IV. SIMULATION AND SYNTHESIS RESULTS
In order to evaluate the proposed design, it has been simulated and synthesized with Xilinx 11.1 for memories of different configurations. It is synthesized using Xilinx 11.1 with 0.18 CMOS standard cell library. At first, we synthesized the new wrapper for a 16K×16 SRAM to evaluate test time. Table III shows the results of test time for some march algorithms with different test time which is dependent to the length of the algorithm. The proposed structure guarantees an at-speed test with the 145.8MHz clock frequency and it has an access time of 6.8 ns which are resulted from the synthesis. These values are obtained assuming at-speed test is implemented by the BIST structure. To study the area overhead of the new design, we synthesized both structures with Xilinx 11.1 and compared the results. As we explain before, the main drawback of the previous structure was the area overhead which arose from WBR. By designing new wrapper boundary cells with lower area overhead, we overcome this problem. The new cells preserve their functionality to operate in three IEEE Std 1500 mandatory modes and have three control signals like the previous ones. So the new WBR can be imported into the previous structure. Table IV summarizes the results on area overhead for the two proposed structures. These wrappers are both synthesized for a 16K×16 SRAM and using 0.18 CMOS standard cell library. The first column denotes the components that constitute the whole wrapper. The second and third columns denote the number of gates for the two wrapper structures. The results show the area overhead of the new wrapper is 8.4% improved compared to the previous one.

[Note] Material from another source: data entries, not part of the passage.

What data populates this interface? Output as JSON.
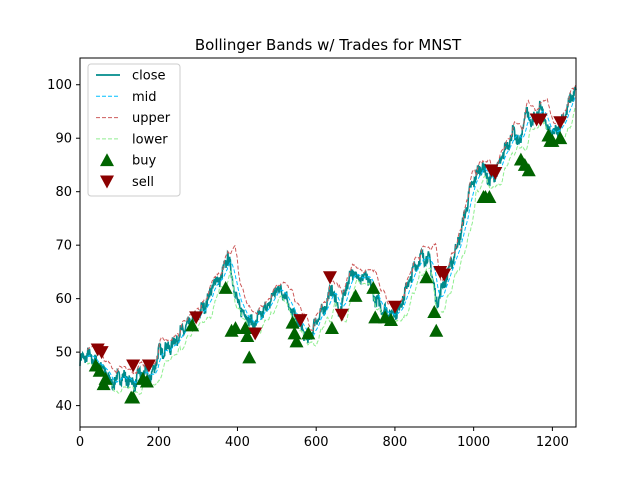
{
  "chart_data": {
    "type": "line",
    "title": "Bollinger Bands w/ Trades for MNST",
    "xlabel": "",
    "ylabel": "",
    "xlim": [
      0,
      1260
    ],
    "ylim": [
      36,
      105
    ],
    "x_ticks": [
      0,
      200,
      400,
      600,
      800,
      1000,
      1200
    ],
    "y_ticks": [
      40,
      50,
      60,
      70,
      80,
      90,
      100
    ],
    "x_tick_labels": [
      "0",
      "200",
      "400",
      "600",
      "800",
      "1000",
      "1200"
    ],
    "y_tick_labels": [
      "40",
      "50",
      "60",
      "70",
      "80",
      "90",
      "100"
    ],
    "grid": false,
    "legend_position": "top-left",
    "colors": {
      "close": "#008b8b",
      "mid": "#00bfff",
      "upper": "#cd5c5c",
      "lower": "#90ee90",
      "buy": "#006400",
      "sell": "#8b0000"
    },
    "legend": [
      "close",
      "mid",
      "upper",
      "lower",
      "buy",
      "sell"
    ],
    "close_anchors": [
      [
        0,
        48.5
      ],
      [
        20,
        49.5
      ],
      [
        40,
        48
      ],
      [
        60,
        47
      ],
      [
        80,
        44
      ],
      [
        100,
        45.5
      ],
      [
        120,
        45
      ],
      [
        140,
        44
      ],
      [
        150,
        46
      ],
      [
        170,
        46
      ],
      [
        180,
        45
      ],
      [
        200,
        50
      ],
      [
        230,
        51
      ],
      [
        260,
        54
      ],
      [
        290,
        56
      ],
      [
        320,
        59
      ],
      [
        340,
        63
      ],
      [
        360,
        64
      ],
      [
        375,
        68
      ],
      [
        390,
        63
      ],
      [
        400,
        59
      ],
      [
        420,
        57
      ],
      [
        440,
        55
      ],
      [
        460,
        57
      ],
      [
        480,
        59
      ],
      [
        500,
        62
      ],
      [
        520,
        61
      ],
      [
        540,
        57
      ],
      [
        560,
        55
      ],
      [
        580,
        52
      ],
      [
        600,
        56
      ],
      [
        620,
        58
      ],
      [
        640,
        62
      ],
      [
        660,
        57
      ],
      [
        675,
        62
      ],
      [
        690,
        65
      ],
      [
        710,
        64
      ],
      [
        730,
        64
      ],
      [
        750,
        60
      ],
      [
        770,
        58
      ],
      [
        790,
        57
      ],
      [
        810,
        58
      ],
      [
        830,
        62
      ],
      [
        850,
        66
      ],
      [
        870,
        68
      ],
      [
        890,
        67
      ],
      [
        905,
        59
      ],
      [
        920,
        62
      ],
      [
        935,
        65
      ],
      [
        950,
        68
      ],
      [
        970,
        73
      ],
      [
        990,
        80
      ],
      [
        1000,
        82
      ],
      [
        1020,
        85
      ],
      [
        1040,
        82
      ],
      [
        1060,
        84
      ],
      [
        1080,
        88
      ],
      [
        1100,
        91
      ],
      [
        1120,
        89
      ],
      [
        1130,
        95
      ],
      [
        1150,
        93
      ],
      [
        1170,
        96
      ],
      [
        1190,
        91
      ],
      [
        1210,
        91
      ],
      [
        1230,
        94
      ],
      [
        1250,
        98
      ],
      [
        1260,
        99
      ]
    ],
    "buy_signals": [
      [
        40,
        47.5
      ],
      [
        50,
        46.5
      ],
      [
        60,
        44
      ],
      [
        65,
        45
      ],
      [
        130,
        41.5
      ],
      [
        135,
        41.5
      ],
      [
        160,
        45
      ],
      [
        170,
        44.5
      ],
      [
        285,
        55
      ],
      [
        370,
        62
      ],
      [
        385,
        54
      ],
      [
        395,
        54.5
      ],
      [
        420,
        54.5
      ],
      [
        425,
        53
      ],
      [
        430,
        49
      ],
      [
        540,
        55.5
      ],
      [
        545,
        53.5
      ],
      [
        550,
        52
      ],
      [
        580,
        53.5
      ],
      [
        640,
        54.5
      ],
      [
        700,
        60.5
      ],
      [
        745,
        62
      ],
      [
        750,
        56.5
      ],
      [
        775,
        56.5
      ],
      [
        790,
        56
      ],
      [
        880,
        64
      ],
      [
        900,
        57.5
      ],
      [
        905,
        54
      ],
      [
        1025,
        79
      ],
      [
        1030,
        79
      ],
      [
        1040,
        79
      ],
      [
        1120,
        86
      ],
      [
        1130,
        85
      ],
      [
        1140,
        84
      ],
      [
        1190,
        90.5
      ],
      [
        1195,
        89.5
      ],
      [
        1200,
        89.5
      ],
      [
        1220,
        90
      ]
    ],
    "sell_signals": [
      [
        45,
        50.5
      ],
      [
        55,
        50
      ],
      [
        135,
        47.5
      ],
      [
        175,
        47.5
      ],
      [
        295,
        56.5
      ],
      [
        445,
        53.5
      ],
      [
        560,
        56
      ],
      [
        635,
        64
      ],
      [
        665,
        57
      ],
      [
        800,
        58.5
      ],
      [
        915,
        65
      ],
      [
        925,
        64.5
      ],
      [
        1045,
        84
      ],
      [
        1055,
        83.5
      ],
      [
        1160,
        93.5
      ],
      [
        1170,
        93.5
      ],
      [
        1220,
        93
      ]
    ],
    "band_params": {
      "window": 20,
      "num_std": 2
    }
  }
}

Also to evaluate the area overhead of the proposed wrapper for different memories, it is simulated and synthesized using Xilinx 11.1 for memories with various size and configurations. Table V summarizes the synthesis results on area overhead of the proposed wrapper. The first column of the table represents the memory configuration. The second and third columns represent the area overhead of the wrapper based on the number of gates and silicon area respectively. Finally the last column shows the overhead relative to the pure memory. The memories are high density embedded SRAMs and the wrapper structure is synthesized using 0.18um CMOS standard cell library. In Table V , N×W memory configuration denotes a memory with N words and each word has W bits. As can be seen, by increasing the size of the memory, the area overhead is significantly decreasing. Because by changing the configuration of the memory, only the number of the input and output cells of the WBR needs to be changed and the rest of the structure is the same for memories of different configuration. On the other hand, due to the results of table IV, WBR has the most area overhead. So by decreasing the number of cells compared to the memory size, the area overhead reduced significantly. 
V. CONCLUSION
In our previous work, we proposed the structure of an at-speed IEEE std 1500 wrapper which optimized for memory core testing. The proposed wrapper has the capability of implementing parallel test and handling multiple cores concurrently. Although the structure had a low area overhead compared to some existing schemes, but its high area overhead was the main drawback. In this paper, we compact WBR cells to reduce the overhead of WBR which is responsible for this high area overhead. The new WBR design has three control signals like the previous scheme and preserves its previous functionalities to operate in three mandatory modes of IEEE std 1500 and so can be imported in our previous wrapper design.